McCaleb sat on the old couch in the salon thinking about his encounter with Bosch for a long time. It was the first time in all of his experiences as an investigator that a murder suspect had come to him to enlist his aid. He had to decide if it had been the act of a desperate or a sincere man. Or, possibly, something else. What if McCaleb had not noticed the rental skiff and come to the boat. Would Bosch have waited for him?
He went down to the front stateroom and looked at the documents spread on the floor. He wondered if Bosch had intentionally tossed them so that they would fall to the floor and become mixed up. Had he taken something?
He went to the desk and studied his laptop. It was not attached to the printer but he knew that didn’t mean anything. He closed the file that was on the screen and opened the print manager window. He clicked the jobs file and saw that two files had been printed that day – the scene and suspect profiles. Bosch had taken them.
McCaleb imagined Bosch riding on the Express ferry back across, sitting by himself and reading what McCaleb had written about him.

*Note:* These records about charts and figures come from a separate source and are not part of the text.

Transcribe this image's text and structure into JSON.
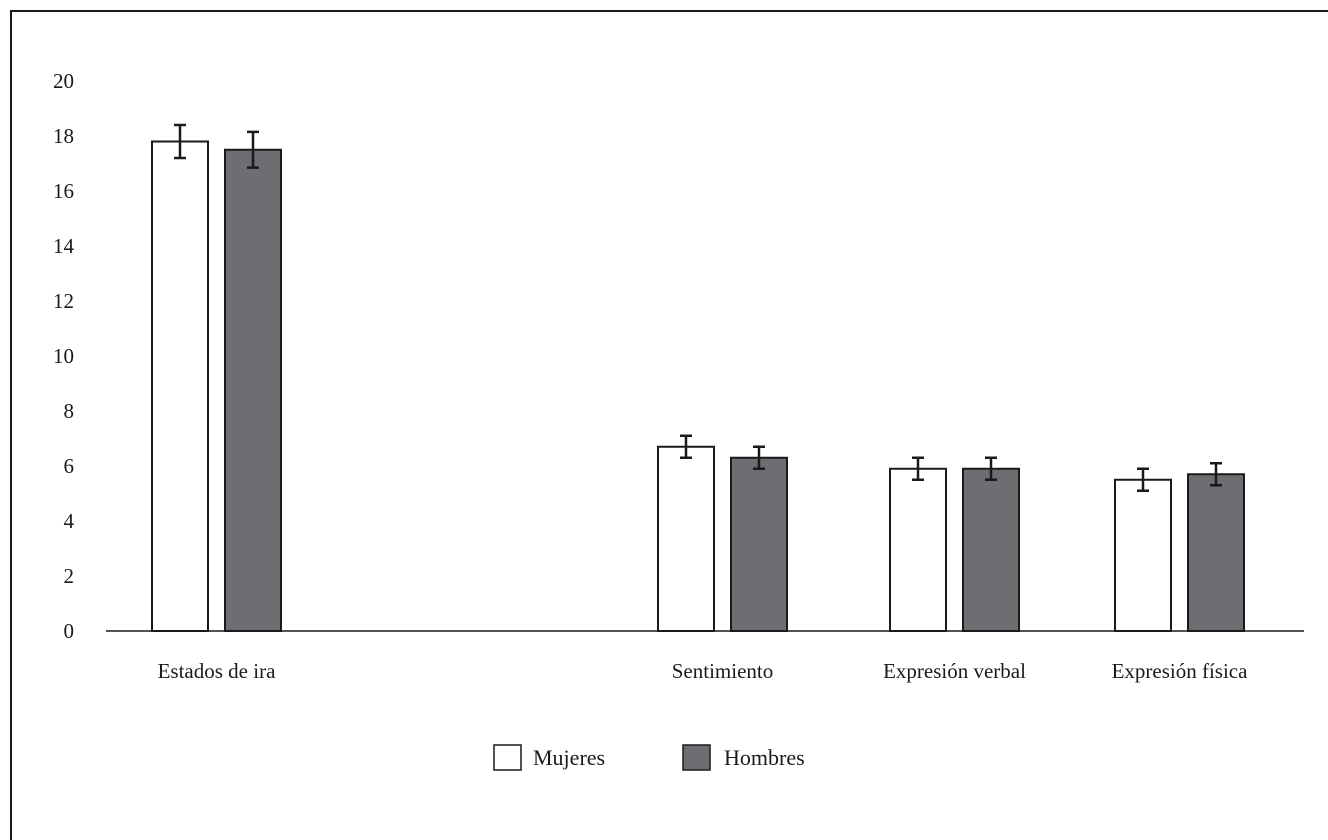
{
  "chart_data": {
    "type": "bar",
    "categories": [
      "Estados de ira",
      "",
      "Sentimiento",
      "Expresión verbal",
      "Expresión física"
    ],
    "series": [
      {
        "name": "Mujeres",
        "values": [
          17.8,
          null,
          6.7,
          5.9,
          5.5
        ],
        "errors": [
          0.6,
          null,
          0.4,
          0.4,
          0.4
        ],
        "color": "#ffffff"
      },
      {
        "name": "Hombres",
        "values": [
          17.5,
          null,
          6.3,
          5.9,
          5.7
        ],
        "errors": [
          0.65,
          null,
          0.4,
          0.4,
          0.4
        ],
        "color": "#6d6e72"
      }
    ],
    "yticks": [
      0,
      2,
      4,
      6,
      8,
      10,
      12,
      14,
      16,
      18,
      20
    ],
    "ylim": [
      0,
      20
    ],
    "xlabel": "",
    "ylabel": "",
    "title": "",
    "grid": false,
    "legend_position": "bottom-center"
  }
}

It made him feel uncomfortable. He didn’t think any suspect he had ever profiled had read the report McCaleb had put together on him.
He shook it off and decided to occupy his mind with something else. He slid off the chair to his knees and began picking up the murder book reports, putting them into a neat pile first before worrying about putting them back in order.
Once he had the mess cleaned up he sat down at the desk, the reports in a squared-off pile in front of him. McCaleb took a blank page of typing paper out of a drawer and wrote on it with the thick black marker he used for labeling cardboard boxes containing his files.
YOU MISSED SOMETHING
He took a piece of tape off a dispenser on the desk and taped the page to the wall behind the desk. He looked at it for a long time. Everything Bosch had said to him came down to that one line. He now had to decide if it was true, if it was possible. Or if it was the last manipulation of a desperate man.
He heard his cell phone begin to chirp. It was in the pocket of his jacket, which he had left on the couch in the salon. He hustled up the stairs and grabbed the jacket. When he reached into the pocket his hand closed around his gun. He then tried the other pocket and got the phone. It was Graciela.
“We’re home,” she said. “I thought you’d be here. I thought maybe we could all go down to lunch at El Encanto.”
“Um…”
McCaleb didn’t want to leave the office or his thoughts about Bosch. But the last week had strained things with Graciela. He needed to talk to her about that, about how he saw things changing.
“Tell you what,” he finally said. “I’m just finishing some stuff here. Why don’t you take the kids down and I’ll meet you there.”
He looked at his watch. It was quarter of one.
“Is one-thirty too late?”
“Fine,” she said abruptly. “What stuff?”
“Oh, just… I’m sort of wrapping up this thing for Jaye.”
“I thought you told me you were off it.”
“I am but I have all the reports and I wanted to write up my final… you know, just wrap it up.”
“Don’t be late, Terry.”
She said it with a tone that implied that he would miss more than his lunch if he was.
“I won’t. I’ll see you there.”
He closed the phone and went back down to the office. He looked at his watch again. He had about a half hour before he’d have to get on the skiff and go back to the pier. The El Encanto was about a five-minute walk from there. It was one of the few restaurants that remained open on the island during the winter months.
He sat down and started putting the stack of investigative documents in order. It was not a difficult task. Each page had a date stamp on the upper right-hand corner. But McCaleb stopped almost as soon as he started. He looked up at the message he had taped on the wall. He decided that if he was going to look for something he had not noticed before, that he had missed, he should come at the information from another angle. He decided not to put the documents in their correct order. Instead, he would read them in the random order they were now in. Doing it this way he would avoid thinking about the flow of the investigation and how one step followed the other. He would simply have each report to consider as a single piece of the puzzle. It was a simple mind trick but he had done it before on cases with the bureau. Sometimes it shook something new out, something he had previously missed.
He checked his watch again and began with the first document on the pile. It was the autopsy protocol.